A dramatic development in the Knesset on Wednesday, when due to opposition from members of the Isalmic Ra’am party to the conversion outline raised by MK Yulia Malinovsky (Yisrael Beytenu), and after pressure from chareidi MKs on MKs from Ra’am, the Knesset vote on the conversion law was postponed. According to reports, MK Nir Orbach also opposed the outline, which Minister of Religions Matan Kahana is promoting together with Malinovsky.

According to a report on Arutz Sheva, in closed talks between Orbach, Malinovsky and Kahana, it was decided regarding the conversion law that Ra’am’s queries into the law would be answered, the wording of the law would be amended, and the law would be put to a vote in two weeks. Until then, Kahana must submit a memorandum of law, and then attach to Malinovsky’s previous law.

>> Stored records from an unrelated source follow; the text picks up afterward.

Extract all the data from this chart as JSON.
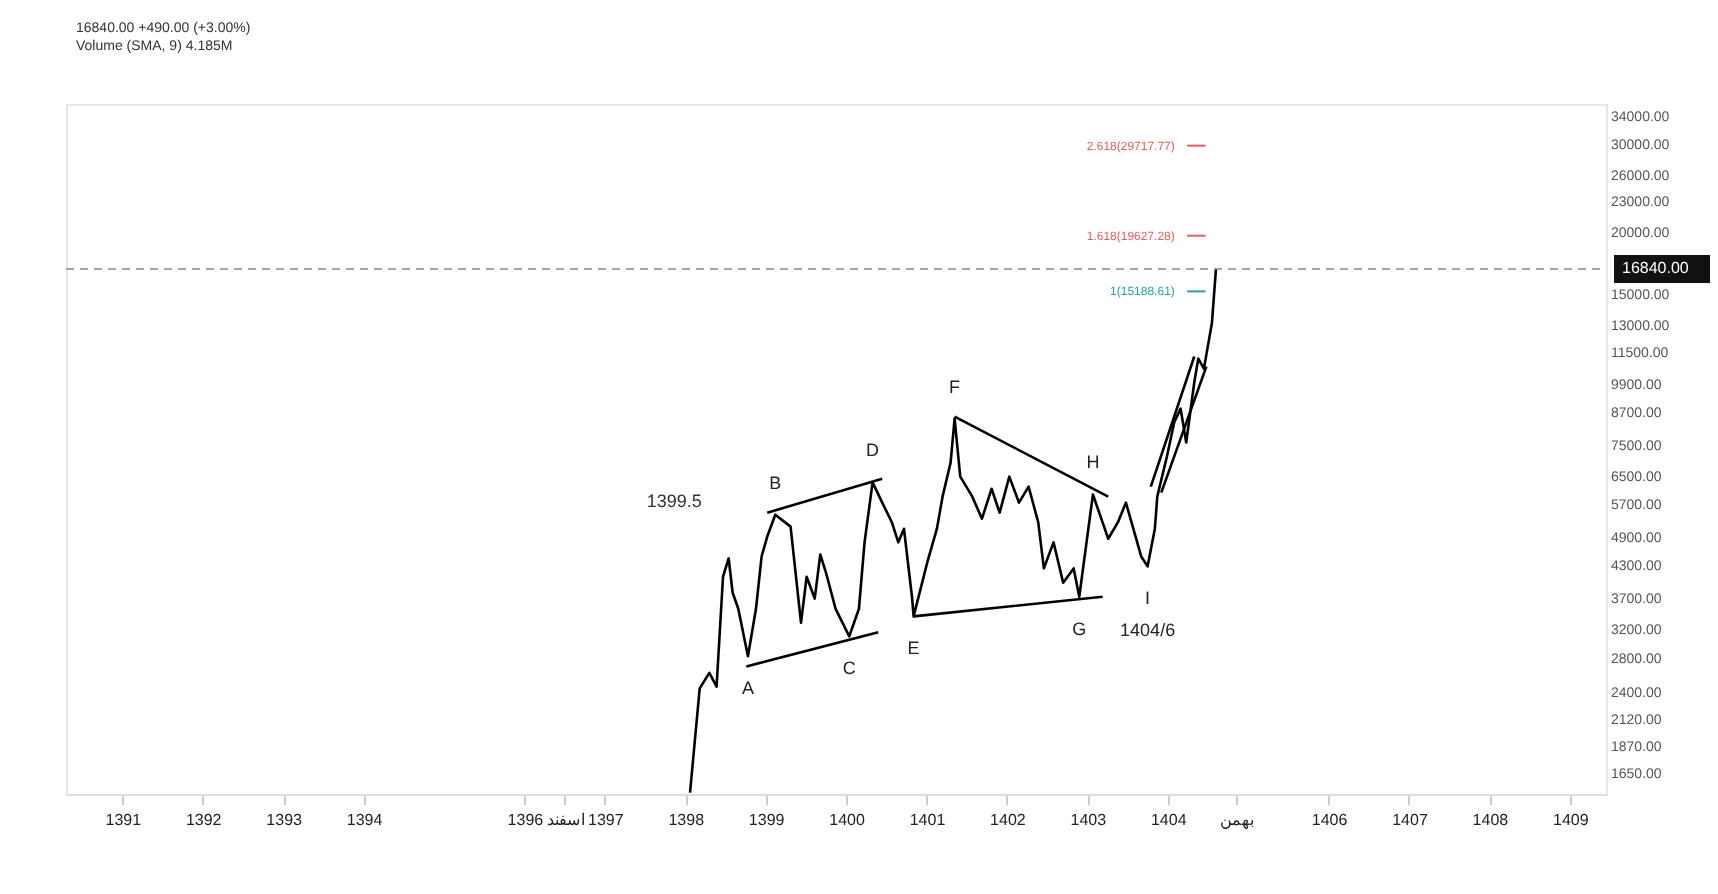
{
  "chart_data": {
    "type": "line",
    "log": "y",
    "xlim": [
      1390.3,
      1409.45
    ],
    "ylim": [
      1500,
      36000
    ],
    "xticks": [
      1391,
      1392,
      1393,
      1394,
      1396,
      {
        "value": 1396.5,
        "label": "اسفند"
      },
      1397,
      1398,
      1399,
      1400,
      1401,
      1402,
      1403,
      1404,
      {
        "value": 1404.85,
        "label": "بهمن"
      },
      1406,
      1407,
      1408,
      1409
    ],
    "yticks": [
      {
        "value": 1650,
        "label": "1650.00"
      },
      {
        "value": 1870,
        "label": "1870.00"
      },
      {
        "value": 2120,
        "label": "2120.00"
      },
      {
        "value": 2400,
        "label": "2400.00"
      },
      {
        "value": 2800,
        "label": "2800.00"
      },
      {
        "value": 3200,
        "label": "3200.00"
      },
      {
        "value": 3700,
        "label": "3700.00"
      },
      {
        "value": 4300,
        "label": "4300.00"
      },
      {
        "value": 4900,
        "label": "4900.00"
      },
      {
        "value": 5700,
        "label": "5700.00"
      },
      {
        "value": 6500,
        "label": "6500.00"
      },
      {
        "value": 7500,
        "label": "7500.00"
      },
      {
        "value": 8700,
        "label": "8700.00"
      },
      {
        "value": 9900,
        "label": "9900.00"
      },
      {
        "value": 11500,
        "label": "11500.00"
      },
      {
        "value": 13000,
        "label": "13000.00"
      },
      {
        "value": 15000,
        "label": "15000.00"
      },
      {
        "value": 20000,
        "label": "20000.00"
      },
      {
        "value": 23000,
        "label": "23000.00"
      },
      {
        "value": 26000,
        "label": "26000.00"
      },
      {
        "value": 30000,
        "label": "30000.00"
      },
      {
        "value": 34000,
        "label": "34000.00"
      }
    ],
    "grid": false,
    "series": [
      {
        "color": "#000000",
        "x": [
          1398.06,
          1398.18,
          1398.3,
          1398.39,
          1398.47,
          1398.54,
          1398.59,
          1398.66,
          1398.78,
          1398.88,
          1398.95,
          1399.02,
          1399.12,
          1399.31,
          1399.44,
          1399.51,
          1399.61,
          1399.68,
          1399.75,
          1399.87,
          1400.04,
          1400.16,
          1400.23,
          1400.33,
          1400.45,
          1400.57,
          1400.65,
          1400.72,
          1400.82,
          1400.84,
          1401.01,
          1401.13,
          1401.2,
          1401.3,
          1401.35,
          1401.42,
          1401.57,
          1401.69,
          1401.81,
          1401.91,
          1402.03,
          1402.15,
          1402.27,
          1402.39,
          1402.46,
          1402.58,
          1402.7,
          1402.83,
          1402.9,
          1403.0,
          1403.07,
          1403.19,
          1403.26,
          1403.38,
          1403.48,
          1403.55,
          1403.67,
          1403.75,
          1403.84,
          1403.87,
          1403.99,
          1404.08,
          1404.16,
          1404.23,
          1404.33,
          1404.38,
          1404.45,
          1404.55,
          1404.6
        ],
        "values": [
          1510,
          2440,
          2620,
          2460,
          4080,
          4440,
          3790,
          3520,
          2830,
          3520,
          4480,
          4910,
          5430,
          5140,
          3300,
          4080,
          3690,
          4520,
          4160,
          3520,
          3100,
          3520,
          4780,
          6300,
          5740,
          5240,
          4780,
          5090,
          3720,
          3400,
          4360,
          5090,
          5900,
          6900,
          8450,
          6470,
          5900,
          5330,
          6120,
          5480,
          6470,
          5740,
          6180,
          5240,
          4240,
          4780,
          3970,
          4240,
          3720,
          4910,
          5960,
          5240,
          4860,
          5240,
          5740,
          5240,
          4480,
          4280,
          5090,
          5900,
          7100,
          8300,
          8850,
          7570,
          9980,
          11140,
          10640,
          13150,
          16840
        ]
      },
      {
        "color": "#000000",
        "x": [
          1398.76,
          1400.4
        ],
        "values": [
          2700,
          3160
        ]
      },
      {
        "color": "#000000",
        "x": [
          1399.02,
          1400.45
        ],
        "values": [
          5480,
          6410
        ]
      },
      {
        "color": "#000000",
        "x": [
          1400.84,
          1403.19
        ],
        "values": [
          3400,
          3720
        ]
      },
      {
        "color": "#000000",
        "x": [
          1401.35,
          1403.26
        ],
        "values": [
          8530,
          5900
        ]
      },
      {
        "color": "#000000",
        "x": [
          1403.79,
          1404.33
        ],
        "values": [
          6180,
          11250
        ]
      },
      {
        "color": "#000000",
        "x": [
          1403.92,
          1404.48
        ],
        "values": [
          6010,
          10740
        ]
      }
    ],
    "ref_lines": [
      {
        "axis": "y",
        "value": 16840,
        "label": "16840.00",
        "color": "#888888",
        "line_style": "dashed"
      },
      {
        "axis": "y",
        "value": 15188.61,
        "label": "1(15188.61)",
        "color": "#26a69a"
      },
      {
        "axis": "y",
        "value": 19627.28,
        "label": "1.618(19627.28)",
        "color": "#e0605a"
      },
      {
        "axis": "y",
        "value": 29717.77,
        "label": "2.618(29717.77)",
        "color": "#e0605a"
      }
    ],
    "annotations": [
      "16840.00 +490.00 (+3.00%)",
      "Volume (SMA, 9) 4.185M",
      {
        "text": "A",
        "x": 1398.78,
        "y": 2830
      },
      {
        "text": "B",
        "x": 1399.12,
        "y": 5430
      },
      {
        "text": "C",
        "x": 1400.04,
        "y": 3100
      },
      {
        "text": "D",
        "x": 1400.33,
        "y": 6300
      },
      {
        "text": "E",
        "x": 1400.84,
        "y": 3400
      },
      {
        "text": "F",
        "x": 1401.35,
        "y": 8450
      },
      {
        "text": "G",
        "x": 1402.9,
        "y": 3720
      },
      {
        "text": "H",
        "x": 1403.07,
        "y": 5960
      },
      {
        "text": "I",
        "x": 1403.75,
        "y": 4280
      },
      "1399.5",
      {
        "text": "1404/6",
        "x": 1403.75,
        "y": 4280
      }
    ]
  }
}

If Kahana does not bring an amended law memorandum within two weeks, Malinovsky’s bill will be put to the vote, which is opposed by Ra’am.

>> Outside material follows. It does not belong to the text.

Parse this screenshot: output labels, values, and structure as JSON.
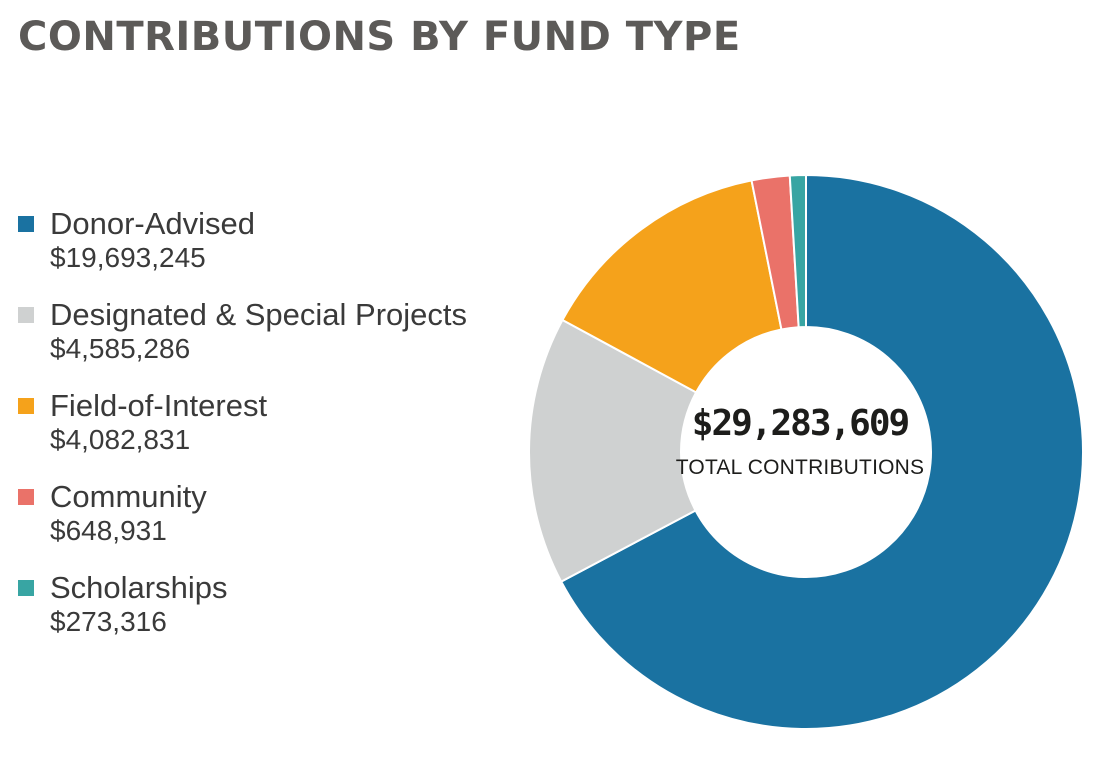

Commenting on the decision to postpone the vote on the conversion reform, UTJ MK Rabbi Moshe Gafni expressed the hope that after the postponement, the government will still find itself without a majority.

“I hope that they will not become guilty of passing this bill,” Rabbi Gafni said. “The attempts of this ‘Erev Rav’ government to dismantle Judaism will not succeed – they will not gain a Knesset majority, just as they did not manage today. I hope that a majority of the MKs will vote against this bill in another two weeks.”